There was an attempt to take him while encamped on a Mr. John Guthrie's land, in the town of Sherburne. Two large and resolute Indians having obtained information that Antone was alone in his camp, went with full determination of securing him. They went to his wigwam and discovered him alone, making a broom; but the ever-watchful Indian, hearing a rustling noise, seized his rifle, and, as they suddenly entered, pointed at the foremost, declared if he advanced a step further he would shoot him dead.

His determined manner appalled the pursuers, and after parleying with him a short time, they withdrew, very much mortified at the result of their enterprise. Antone grimly smiled as they turned away, for his trusty rifle was not loaded, a circumstance of which he frequently boasted afterwards. He at length grew so bold and fearless that he marched through our towns and villages in open day, without any fear of being taken. It is said that in the village of Sherburne he entered a store in which there were about twenty men, and drank till he was intoxicated.

Antone was finally betrayed into the hands of a posse of officers, by a man who won his confidence by professions of friendship.
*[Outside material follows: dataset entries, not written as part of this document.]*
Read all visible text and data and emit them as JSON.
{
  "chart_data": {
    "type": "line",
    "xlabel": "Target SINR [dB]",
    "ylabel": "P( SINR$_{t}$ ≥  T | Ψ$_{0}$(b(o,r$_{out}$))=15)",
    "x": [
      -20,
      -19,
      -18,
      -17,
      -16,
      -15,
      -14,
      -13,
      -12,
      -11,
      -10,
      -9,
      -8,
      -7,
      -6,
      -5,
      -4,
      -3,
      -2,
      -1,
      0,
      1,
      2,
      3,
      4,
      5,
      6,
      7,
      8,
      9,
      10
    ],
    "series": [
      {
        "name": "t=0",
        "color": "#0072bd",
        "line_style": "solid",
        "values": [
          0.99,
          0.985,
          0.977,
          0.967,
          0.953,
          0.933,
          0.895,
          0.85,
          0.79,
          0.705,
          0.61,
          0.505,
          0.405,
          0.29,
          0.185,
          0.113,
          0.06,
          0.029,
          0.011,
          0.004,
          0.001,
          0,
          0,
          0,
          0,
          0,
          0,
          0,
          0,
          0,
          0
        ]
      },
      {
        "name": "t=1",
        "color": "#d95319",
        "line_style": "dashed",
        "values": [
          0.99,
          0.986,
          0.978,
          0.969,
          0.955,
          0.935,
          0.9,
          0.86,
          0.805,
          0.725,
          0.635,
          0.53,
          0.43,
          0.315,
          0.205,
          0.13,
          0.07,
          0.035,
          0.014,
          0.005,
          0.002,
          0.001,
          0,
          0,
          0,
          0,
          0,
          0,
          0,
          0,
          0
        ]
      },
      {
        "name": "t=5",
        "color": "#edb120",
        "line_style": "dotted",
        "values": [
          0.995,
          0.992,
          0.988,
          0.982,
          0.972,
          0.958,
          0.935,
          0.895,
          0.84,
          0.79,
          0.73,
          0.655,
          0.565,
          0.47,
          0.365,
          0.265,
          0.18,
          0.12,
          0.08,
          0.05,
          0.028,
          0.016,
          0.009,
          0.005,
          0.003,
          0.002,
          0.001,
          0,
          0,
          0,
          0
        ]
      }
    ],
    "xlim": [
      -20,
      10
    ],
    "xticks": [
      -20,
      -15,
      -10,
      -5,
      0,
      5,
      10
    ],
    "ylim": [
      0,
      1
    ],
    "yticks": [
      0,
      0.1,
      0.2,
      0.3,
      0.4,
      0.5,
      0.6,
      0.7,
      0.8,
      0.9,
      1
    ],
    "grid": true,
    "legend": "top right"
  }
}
He decoyed him by getting him out of his cabin to have a trial with him in shooting at a mark. As soon as Antone had discharged his piece, the officers, who were stationed in secret a few steps away, rushed upon and secured him, though not without a desperate struggle, for the old veteran fought manfully, exhibiting exceeding strength and agility, and was considerably bruised in the conflict.

During Antone's confinement several pious people endeavored to explain to him the principles of the Christian religion. But he either could not or would not understand them. He had no idea of a Saviour. He mentioned through the interpreter that he put his trust in God, or more properly the Great Spirit. He was then asked if it was the God of the Christian, or the spirit which was worshiped by his fathers. The eye of the warrior sparkled as he readily replied, "THE GOD OF MY FATHERS!"

Until toward the last he nourished a hope of being reprieved, but when this hope failed he expressed a willingness to die, and only complained of the manner; the mode of execution he regarded as degrading. "No good way!" he said, putting his hands about his hands about his neck. "No good way to hang like a dog!" then, pointing to his heart, observed that he should be willing to be shot. He was, moreover, very anxious about his body, feeling it would be obtained for dissection. He made no lengthy confession, but assented to having committed the murder herein related, and only these. Several other atrocious murders had been attributed to him, which he utterly denied.

The jury in his case, according to the facts elicited by testimony, and agreeable to our laws, rendered a verdict of "guilty," and according to his sentence he was executed in Morrisville, on Friday, the 12th day of September, 1823. A large delegation of his own race were present. The execution was a public one, and a great concourse of people witnessed it.